Experience & capabilities

Years honing the tooling, automation, and operational practices that keep machine learning and data platforms production-ready.

MLOps Role

  • Designed and ran ML platforms with MLflow registries, Azure Machine Learning Studio, automated retraining, and drift-aware monitoring.
  • Productionised models with blue/green and canary strategies across Kubernetes, serverless, and batch environments.
  • Partnered with data scientists to standardise experiment metadata, lineage, and reproducibility.

DevOps delivery

  • Built GitHub Actions and Jenkins pipelines for infrastructure, data pipelines, and application services.
  • Codified infrastructure with Terraform and Helm across AWS, on-prem, and hybrid estates.
  • Led blameless incident response practices backed by robust observability and SLOs.

Oracle DBA expertise

  • Handled lifecycle management: installs, upgrades, patching, cloning, and cross-version migrations.
  • Implemented RMAN backup strategies, Data Guard, and performance tuning across OLTP and warehouse workloads.
  • Introduced security baselines and auditing to meet compliance and uptime targets.

Linux systems operations

  • Engineered hardened baselines, configuration management, and golden images for fleet consistency.
  • Delivered automation in Bash and Python for provisioning, patching, and fleet drift detection.
  • Optimised networking, storage and virtualization stacks to keep latency and throughput predictable.

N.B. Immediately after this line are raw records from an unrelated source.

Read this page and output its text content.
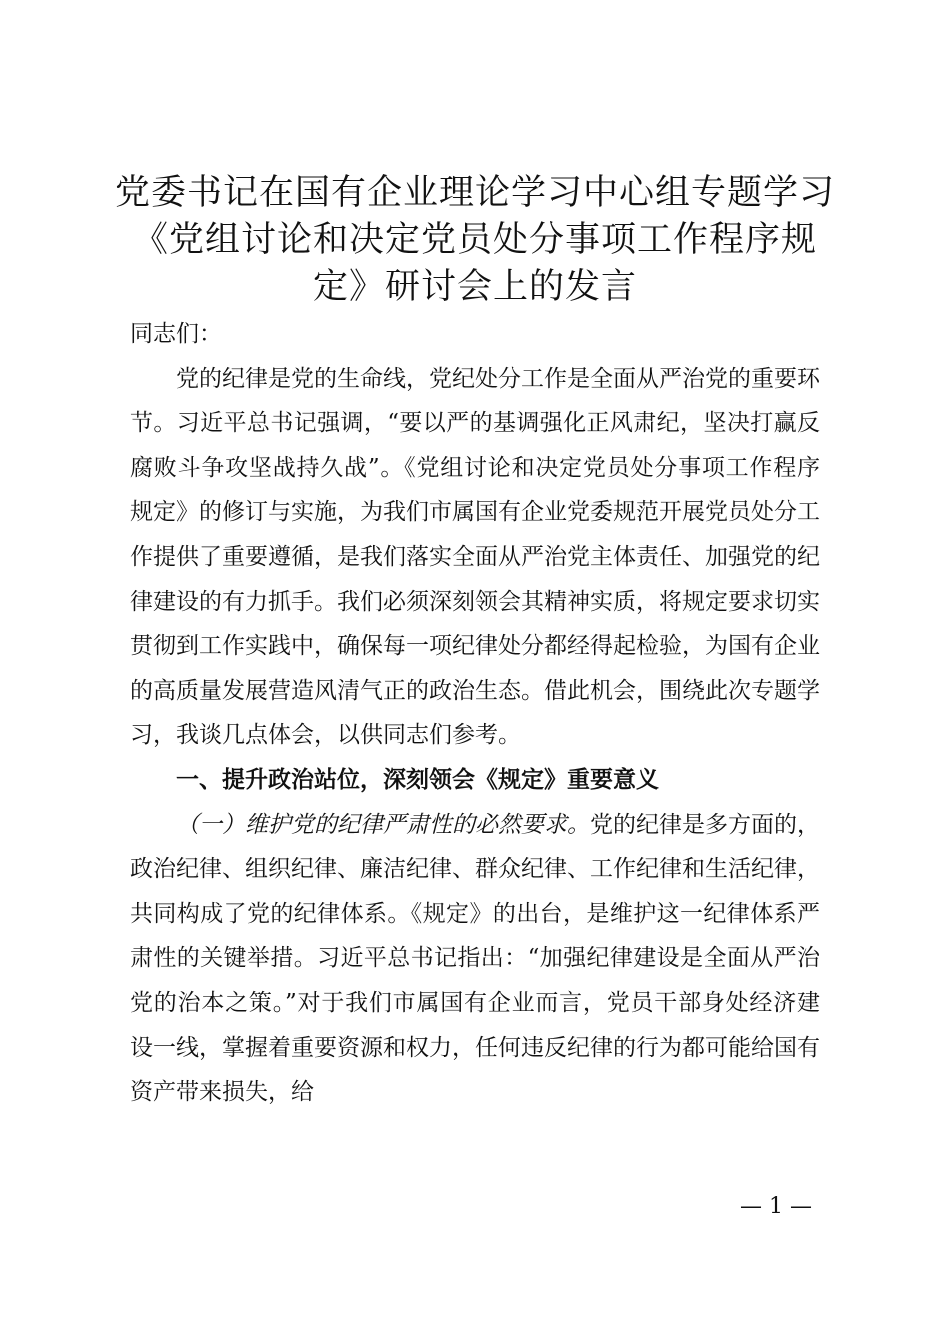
党委书记在国有企业理论学习中心组专题学习
《党组讨论和决定党员处分事项工作程序规
定》研讨会上的发言

同志们：

党的纪律是党的生命线，党纪处分工作是全面从严治党的重要环节。习近平总书记强调，“要以严的基调强化正风肃纪，坚决打赢反腐败斗争攻坚战持久战”。《党组讨论和决定党员处分事项工作程序规定》的修订与实施，为我们市属国有企业党委规范开展党员处分工作提供了重要遵循，是我们落实全面从严治党主体责任、加强党的纪律建设的有力抓手。我们必须深刻领会其精神实质，将规定要求切实贯彻到工作实践中，确保每一项纪律处分都经得起检验，为国有企业的高质量发展营造风清气正的政治生态。借此机会，围绕此次专题学习，我谈几点体会，以供同志们参考。

一、提升政治站位，深刻领会《规定》重要意义

（一）维护党的纪律严肃性的必然要求。党的纪律是多方面的，政治纪律、组织纪律、廉洁纪律、群众纪律、工作纪律和生活纪律，共同构成了党的纪律体系。《规定》的出台，是维护这一纪律体系严肃性的关键举措。习近平总书记指出：“加强纪律建设是全面从严治党的治本之策。”对于我们市属国有企业而言，党员干部身处经济建设一线，掌握着重要资源和权力，任何违反纪律的行为都可能给国有资产带来损失，给

— 1 —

Scaled ML platform uptime from 92% to 99.8%

Through automated validation gates, progressive delivery and real-time drift dashboards.

Reduced release cycle time by 65%

Introduced trunk-based development, reusable pipeline templates, and compliance automation.

Modernised Oracle estates without downtime

Executed cross-region migrations, performance tuning, and HA rollouts for mission-critical databases.